By a stroke of good fortune, I'm going to be near one of the UK venues next week and look forward to seeing this.

5th Jun 2013, 21:51
Friends of mine went to see Rodriguez's show last night in Paris. To say they were sadly disappointed would be an understatement and the newspaper reviews confirmed that their view was shared by many. Maybe the abysmal performance was a one off, maybe he's past it, but I feel that since the success of the film he is being exploited.

I'm glad I had the opportunities to see and hear him at his brilliant best, I will treasure those memories, and his albums, and be ever thankful that I didn't have to witness last night's spectacle.

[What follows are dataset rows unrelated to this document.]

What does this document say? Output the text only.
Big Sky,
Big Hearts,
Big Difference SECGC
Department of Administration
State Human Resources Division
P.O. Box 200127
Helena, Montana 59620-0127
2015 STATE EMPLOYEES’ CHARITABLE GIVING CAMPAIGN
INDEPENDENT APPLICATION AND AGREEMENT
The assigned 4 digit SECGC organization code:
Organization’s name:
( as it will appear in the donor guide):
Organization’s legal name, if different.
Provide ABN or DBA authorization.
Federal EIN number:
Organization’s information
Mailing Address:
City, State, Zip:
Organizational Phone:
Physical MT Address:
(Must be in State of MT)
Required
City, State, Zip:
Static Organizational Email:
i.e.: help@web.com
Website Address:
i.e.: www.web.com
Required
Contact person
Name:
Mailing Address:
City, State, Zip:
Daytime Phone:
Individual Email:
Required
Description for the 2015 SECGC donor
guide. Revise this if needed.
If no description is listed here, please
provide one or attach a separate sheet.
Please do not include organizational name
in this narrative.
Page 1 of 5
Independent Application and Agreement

I only hope the rest of his tour goes better.

Milo Minderbinder
6th Jun 2013, 21:22
I always associate him with the kind of low-grade background muzaak beloved of airports, lifts, poncy hotel lobbies and overpriced nouvelle crap restaurants

6th Jun 2013, 21:57
I always associate him with the kind of low-grade background muzaak beloved of airports, lifts, poncy hotel lobbies and overpriced nouvelle crap restaurants

If you're referring to the Rodriguez I mean, I can only assume you're confusing him with someone else.

Milo Minderbinder
6th Jun 2013, 22:09
same guy, just a rather different view of him than you have

7th Jun 2013, 10:52
I have never heard his music, or anything remotely similar to it, used in the type of context you mention. I wish it were, it would be infinitely better than the mindless drivel we are assaulted with in shops, airports, lifts, etc.